Several years ago, the European Commission and Parliament defined tissue donation as a priority in the health systems of the EU member states through Directive 2004/23/EC. 

Questions and Answers

From the standpoint of almost two decades of experience in the field of organ and tissue donation and transplantation, our team will try to answer some of the most frequently asked questions about donation and transplantation. 

What is the position of the different religions on the issue of donation?

All major religions support organ, eye and tissue donation and consider donation the greatest gift one can give. Transplantation is consistent with the life-preserving traditions of these faiths. HERE.

How does the tissue recovery affect the funeral arrangements?

Recovery procedures are performed in strict compliance with the ethical principles and the donor is treated with utmost respect and dignity. After the cosmetic restoration, the family will make funeral or church-ritual arrangements in the usual fashion. In fact, tissue recovery is in many cases a less invasive procedure than pathological or forensic examination. 

What is donation?

The term “donation” describes the highly humane act of donating cells, tissues or organs to be transplanted into a needy patient (recipient), or for medical purposes. Donation is divided into 2 main categories: 

(1) living-related, where the donor is alive, in most cases close to the recipient. The limited parameters of this type of donation are obvious due to the risks to the health of the donor. This category includes the donation of paired organs (mostly kidneys) and tissues and / or cells, the lack of which has no life-threatening effect. 

(2) cadaveric donation, it is possible within 24 to 36 hours after death. 
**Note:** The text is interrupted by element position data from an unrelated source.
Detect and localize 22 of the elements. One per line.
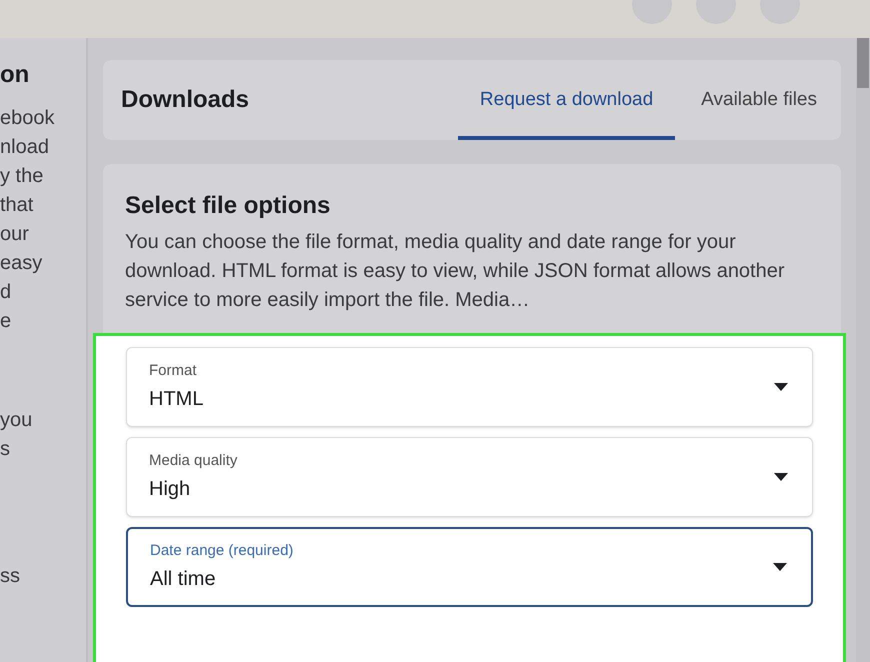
field-label: Date range (required) [150,540,294,561]
panel-text: ebook nload y the that our easy d e [0,106,56,334]
field-value: High [149,477,192,502]
dropdown-caret-icon [774,473,788,481]
section-description: You can choose the file format, media quality and date range for your download. HTML format is easy to view, while JSON format allows another service to more easily import the file. Media… [124,230,786,313]
select-field[interactable]: Date range (required) All time [126,527,813,607]
scrollbar[interactable] [856,38,870,662]
select-field[interactable]: Format HTML [126,347,813,427]
dropdown-caret-icon [773,563,787,571]
panel-text: ss [0,564,21,589]
field-label: Format [149,360,198,381]
field-value: HTML [149,387,204,412]
tab[interactable]: Available files [697,60,821,140]
panel-heading: on [0,60,30,90]
page-title: Downloads [121,85,250,115]
field-value: All time [150,567,217,592]
panel-text: you s [0,408,34,462]
dropdown-caret-icon [774,383,788,391]
section-title: Select file options [124,191,332,221]
field-label: Media quality [149,450,238,471]
select-field[interactable]: Media quality High [126,437,813,517]
tab[interactable]: Request a download [458,60,676,140]
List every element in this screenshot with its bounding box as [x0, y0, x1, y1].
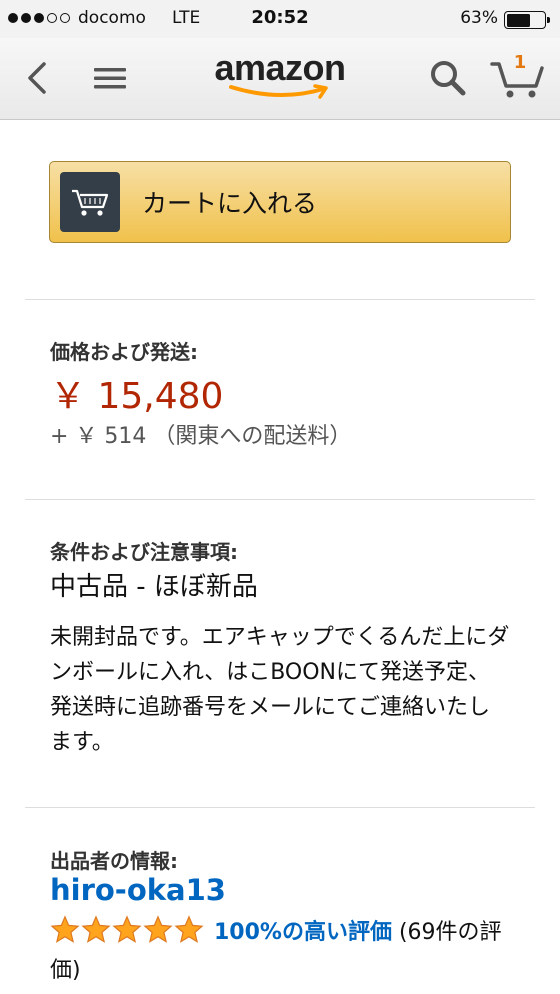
menu-icon [94, 68, 126, 89]
seller-rating: 100%の高い評価 (69件の評価) [50, 914, 510, 990]
condition-value: 中古品 - ほぼ新品 [50, 572, 258, 602]
rating-link[interactable]: 100%の高い評価 [214, 920, 392, 945]
price-section-title: 価格および発送: [50, 340, 198, 364]
star-icon [174, 915, 204, 943]
seller-name-link[interactable]: hiro-oka13 [50, 873, 226, 907]
cart-count-badge: 1 [513, 52, 527, 73]
cart-button[interactable]: 1 [490, 52, 546, 100]
star-rating [50, 915, 204, 944]
back-arrow-icon [28, 62, 46, 94]
seller-section-title: 出品者の情報: [50, 849, 178, 873]
star-icon [81, 915, 111, 943]
menu-button[interactable] [92, 60, 128, 96]
divider [25, 299, 535, 300]
price: ￥ 15,480 [50, 376, 224, 417]
status-bar: docomo LTE 20:52 63% [0, 0, 560, 38]
star-icon [143, 915, 173, 943]
amazon-logo[interactable]: amazon [205, 48, 355, 104]
battery-percentage: 63% [460, 8, 498, 28]
condition-note: 未開封品です。エアキャップでくるんだ上にダンボールに入れ、はこBOONにて発送予… [50, 625, 510, 755]
divider [25, 499, 535, 500]
cart-icon [60, 172, 120, 232]
star-icon [112, 915, 142, 943]
add-to-cart-button[interactable]: カートに入れる [49, 161, 511, 243]
star-icon [50, 915, 80, 943]
battery-icon [504, 11, 550, 29]
condition-section-title: 条件および注意事項: [50, 540, 238, 564]
search-icon [431, 61, 466, 96]
navigation-bar: amazon 1 [0, 38, 560, 120]
shipping-fee: + ￥ 514 （関東への配送料） [50, 424, 352, 449]
add-to-cart-label: カートに入れる [142, 189, 318, 218]
back-button[interactable] [22, 58, 54, 98]
search-button[interactable] [428, 58, 468, 98]
logo-text: amazon [214, 47, 346, 88]
divider [25, 807, 535, 808]
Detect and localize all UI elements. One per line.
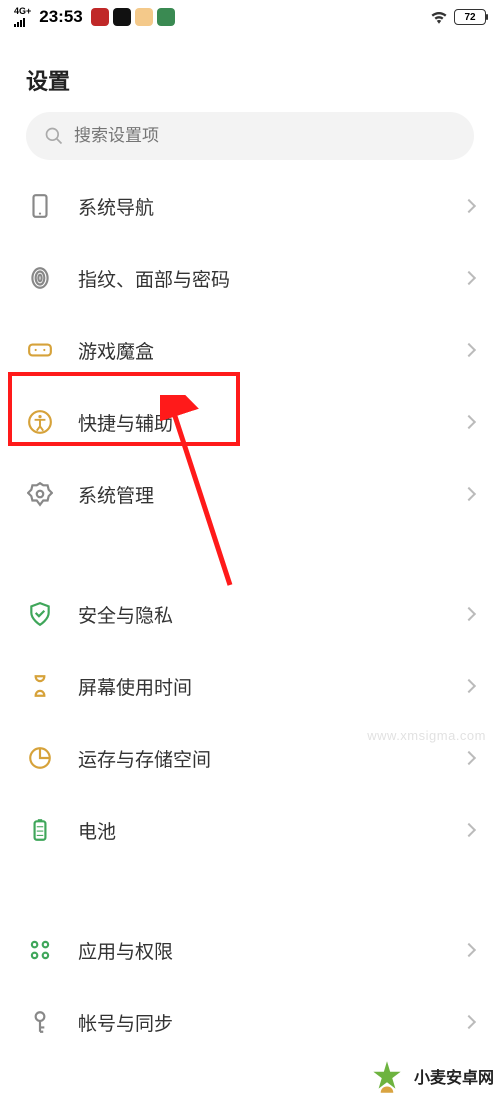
chevron-right-icon — [462, 607, 476, 621]
pie-icon — [26, 744, 54, 772]
settings-row-system-mgmt[interactable]: 系统管理 — [0, 458, 500, 530]
chevron-right-icon — [462, 487, 476, 501]
chevron-right-icon — [462, 751, 476, 765]
row-label: 快捷与辅助 — [78, 409, 464, 436]
settings-row-security[interactable]: 安全与隐私 — [0, 578, 500, 650]
page-title: 设置 — [0, 34, 500, 112]
gamepad-icon — [26, 336, 54, 364]
status-right: 72 — [430, 9, 486, 25]
shield-icon — [26, 600, 54, 628]
phone-icon — [26, 192, 54, 220]
settings-row-system-nav[interactable]: 系统导航 — [0, 170, 500, 242]
settings-row-battery[interactable]: 电池 — [0, 794, 500, 866]
row-label: 屏幕使用时间 — [78, 673, 464, 700]
row-label: 运存与存储空间 — [78, 745, 464, 772]
row-label: 电池 — [78, 817, 464, 844]
row-label: 帐号与同步 — [78, 1009, 464, 1036]
fingerprint-icon — [26, 264, 54, 292]
network-label: 4G+ — [14, 7, 31, 16]
chevron-right-icon — [462, 823, 476, 837]
chevron-right-icon — [462, 343, 476, 357]
search-input[interactable] — [74, 126, 456, 146]
status-left: 4G+ 23:53 — [14, 7, 175, 27]
settings-row-apps[interactable]: 应用与权限 — [0, 914, 500, 986]
gear-icon — [26, 480, 54, 508]
notification-app-icons — [91, 8, 175, 26]
chevron-right-icon — [462, 271, 476, 285]
accessibility-icon — [26, 408, 54, 436]
settings-row-fingerprint[interactable]: 指纹、面部与密码 — [0, 242, 500, 314]
brand-text: 小麦安卓网 — [414, 1064, 500, 1088]
row-label: 安全与隐私 — [78, 601, 464, 628]
search-icon — [44, 126, 64, 146]
chevron-right-icon — [462, 679, 476, 693]
row-label: 系统导航 — [78, 193, 464, 220]
chevron-right-icon — [462, 199, 476, 213]
notification-icon — [157, 8, 175, 26]
settings-row-accessibility[interactable]: 快捷与辅助 — [0, 386, 500, 458]
settings-list: 系统导航指纹、面部与密码游戏魔盒快捷与辅助系统管理安全与隐私屏幕使用时间运存与存… — [0, 170, 500, 1058]
wifi-icon — [430, 10, 448, 24]
notification-icon — [113, 8, 131, 26]
settings-row-game-box[interactable]: 游戏魔盒 — [0, 314, 500, 386]
notification-icon — [135, 8, 153, 26]
chevron-right-icon — [462, 1015, 476, 1029]
signal-bars-icon — [14, 17, 25, 27]
row-label: 应用与权限 — [78, 937, 464, 964]
battery-indicator: 72 — [454, 9, 486, 25]
row-label: 指纹、面部与密码 — [78, 265, 464, 292]
settings-row-screen-time[interactable]: 屏幕使用时间 — [0, 650, 500, 722]
status-bar: 4G+ 23:53 72 — [0, 0, 500, 34]
signal-indicator: 4G+ — [14, 7, 31, 27]
clock: 23:53 — [39, 7, 82, 27]
hourglass-icon — [26, 672, 54, 700]
battery-icon — [26, 816, 54, 844]
battery-level: 72 — [464, 12, 475, 23]
row-label: 游戏魔盒 — [78, 337, 464, 364]
key-icon — [26, 1008, 54, 1036]
grid-icon — [26, 936, 54, 964]
search-field[interactable] — [26, 112, 474, 160]
settings-row-account[interactable]: 帐号与同步 — [0, 986, 500, 1058]
chevron-right-icon — [462, 943, 476, 957]
chevron-right-icon — [462, 415, 476, 429]
brand-logo-icon — [366, 1055, 408, 1097]
footer-brand: 小麦安卓网 — [0, 1049, 500, 1103]
watermark-url: www.xmsigma.com — [367, 728, 486, 743]
notification-icon — [91, 8, 109, 26]
row-label: 系统管理 — [78, 481, 464, 508]
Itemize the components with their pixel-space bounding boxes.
If death is diagnosed on the basis of cardiovascular criteria (i.e. on the basis of definitive and irreversible cardiac arrest), donation can only be tissue-cell due to the irreversible organ damage soon after cardiac arrest. If death is diagnosed on the basis of cerebrovascular criteria (i.e on the basis of the so-called Harvard criteria, supplemented by the Minnesota criteria) based on the final and irreversible cessation of the activity of the whole brain, incl. brainstem, organ donation is also possible. 
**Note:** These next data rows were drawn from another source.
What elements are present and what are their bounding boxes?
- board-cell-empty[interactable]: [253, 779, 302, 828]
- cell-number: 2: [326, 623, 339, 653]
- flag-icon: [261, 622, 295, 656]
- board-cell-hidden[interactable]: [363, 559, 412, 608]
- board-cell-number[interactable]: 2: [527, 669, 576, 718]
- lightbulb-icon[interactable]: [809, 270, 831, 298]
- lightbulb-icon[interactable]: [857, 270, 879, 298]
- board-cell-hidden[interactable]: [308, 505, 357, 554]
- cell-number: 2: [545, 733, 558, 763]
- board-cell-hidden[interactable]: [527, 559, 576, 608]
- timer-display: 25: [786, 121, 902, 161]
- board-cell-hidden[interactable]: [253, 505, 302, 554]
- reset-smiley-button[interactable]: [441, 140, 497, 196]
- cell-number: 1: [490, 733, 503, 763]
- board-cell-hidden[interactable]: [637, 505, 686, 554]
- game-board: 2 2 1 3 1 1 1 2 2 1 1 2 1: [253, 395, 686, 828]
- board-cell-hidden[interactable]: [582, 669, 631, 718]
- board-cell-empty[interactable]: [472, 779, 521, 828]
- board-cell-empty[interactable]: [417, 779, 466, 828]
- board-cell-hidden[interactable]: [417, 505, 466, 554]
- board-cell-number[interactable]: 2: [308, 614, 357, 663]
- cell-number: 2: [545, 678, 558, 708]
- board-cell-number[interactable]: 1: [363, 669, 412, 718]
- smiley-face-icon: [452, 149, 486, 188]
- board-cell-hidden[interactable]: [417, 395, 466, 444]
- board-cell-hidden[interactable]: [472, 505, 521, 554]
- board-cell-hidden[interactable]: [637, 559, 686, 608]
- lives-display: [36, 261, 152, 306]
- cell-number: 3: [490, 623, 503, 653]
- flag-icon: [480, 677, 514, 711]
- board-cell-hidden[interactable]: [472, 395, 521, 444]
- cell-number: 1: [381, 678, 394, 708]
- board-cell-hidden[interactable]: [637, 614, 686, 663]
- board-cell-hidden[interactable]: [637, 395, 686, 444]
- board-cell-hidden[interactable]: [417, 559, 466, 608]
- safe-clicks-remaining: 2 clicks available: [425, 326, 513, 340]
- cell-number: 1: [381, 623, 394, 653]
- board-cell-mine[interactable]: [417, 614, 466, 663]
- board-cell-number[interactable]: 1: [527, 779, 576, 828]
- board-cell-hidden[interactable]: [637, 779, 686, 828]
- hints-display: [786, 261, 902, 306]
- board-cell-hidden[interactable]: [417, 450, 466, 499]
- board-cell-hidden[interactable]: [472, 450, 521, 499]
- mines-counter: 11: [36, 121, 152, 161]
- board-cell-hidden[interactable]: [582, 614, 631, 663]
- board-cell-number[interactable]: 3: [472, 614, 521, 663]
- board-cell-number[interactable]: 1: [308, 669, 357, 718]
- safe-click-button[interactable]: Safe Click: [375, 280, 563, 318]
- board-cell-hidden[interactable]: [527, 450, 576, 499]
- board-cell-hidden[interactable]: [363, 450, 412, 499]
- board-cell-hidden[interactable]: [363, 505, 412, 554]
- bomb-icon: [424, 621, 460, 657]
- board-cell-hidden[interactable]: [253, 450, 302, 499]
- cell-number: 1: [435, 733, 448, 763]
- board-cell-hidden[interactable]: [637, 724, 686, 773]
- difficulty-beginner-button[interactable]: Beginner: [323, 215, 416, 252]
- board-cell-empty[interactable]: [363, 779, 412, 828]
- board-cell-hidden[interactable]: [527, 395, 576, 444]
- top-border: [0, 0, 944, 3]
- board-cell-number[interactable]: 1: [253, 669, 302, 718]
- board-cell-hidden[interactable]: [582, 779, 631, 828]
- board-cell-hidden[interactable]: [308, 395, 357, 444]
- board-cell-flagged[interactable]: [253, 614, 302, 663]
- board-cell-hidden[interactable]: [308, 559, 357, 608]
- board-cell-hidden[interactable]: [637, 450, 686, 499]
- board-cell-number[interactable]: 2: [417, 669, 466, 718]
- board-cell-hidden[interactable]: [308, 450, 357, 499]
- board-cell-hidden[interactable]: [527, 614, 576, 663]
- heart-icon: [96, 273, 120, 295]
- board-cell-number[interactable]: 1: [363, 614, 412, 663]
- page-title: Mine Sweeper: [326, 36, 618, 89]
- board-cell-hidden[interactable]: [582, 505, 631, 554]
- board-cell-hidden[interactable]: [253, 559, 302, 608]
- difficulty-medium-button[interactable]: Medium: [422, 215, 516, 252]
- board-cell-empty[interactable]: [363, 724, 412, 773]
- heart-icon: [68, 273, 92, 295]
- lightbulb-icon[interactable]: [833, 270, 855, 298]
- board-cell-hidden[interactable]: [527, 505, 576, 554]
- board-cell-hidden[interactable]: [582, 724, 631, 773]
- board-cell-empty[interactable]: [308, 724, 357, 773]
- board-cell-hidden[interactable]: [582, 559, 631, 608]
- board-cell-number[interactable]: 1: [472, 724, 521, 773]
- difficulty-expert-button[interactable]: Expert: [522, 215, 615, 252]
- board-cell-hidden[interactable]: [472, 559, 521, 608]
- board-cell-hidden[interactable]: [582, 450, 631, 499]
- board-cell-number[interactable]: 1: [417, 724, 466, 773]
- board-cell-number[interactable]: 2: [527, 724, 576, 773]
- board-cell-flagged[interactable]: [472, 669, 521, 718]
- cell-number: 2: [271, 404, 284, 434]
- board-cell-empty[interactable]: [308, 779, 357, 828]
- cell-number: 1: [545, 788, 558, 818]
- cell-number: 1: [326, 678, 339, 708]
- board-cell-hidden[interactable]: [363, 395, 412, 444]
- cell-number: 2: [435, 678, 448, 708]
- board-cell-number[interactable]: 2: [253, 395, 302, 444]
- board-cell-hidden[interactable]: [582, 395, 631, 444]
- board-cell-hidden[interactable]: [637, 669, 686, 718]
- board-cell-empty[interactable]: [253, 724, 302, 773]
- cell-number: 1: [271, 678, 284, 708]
 Due to the fundamental differences between organ and tissue  and cell donation, incl. different criteria for donor evaluation, conditioning, recovery, storage, transplantation, and post-transplant control, they are divided into organ and tissue and cell donation. 

Traditionally and historically, bone marrow transplantation has become a separate area, which falls within the territory of onco-hematology and transfusion medicine and is not subject to tissue banking. 

Who can be a donor?

In the case of cadaveric donation, any individual, up to 36 hours after death, if he has not suffered from certain transmissible diseases (which can be transmitted from donor to recipient), can be considered a potential donor. A potential donor can become a real donor only if the results of the evaluation meet the medical standards and if his relatives declare consent for donation.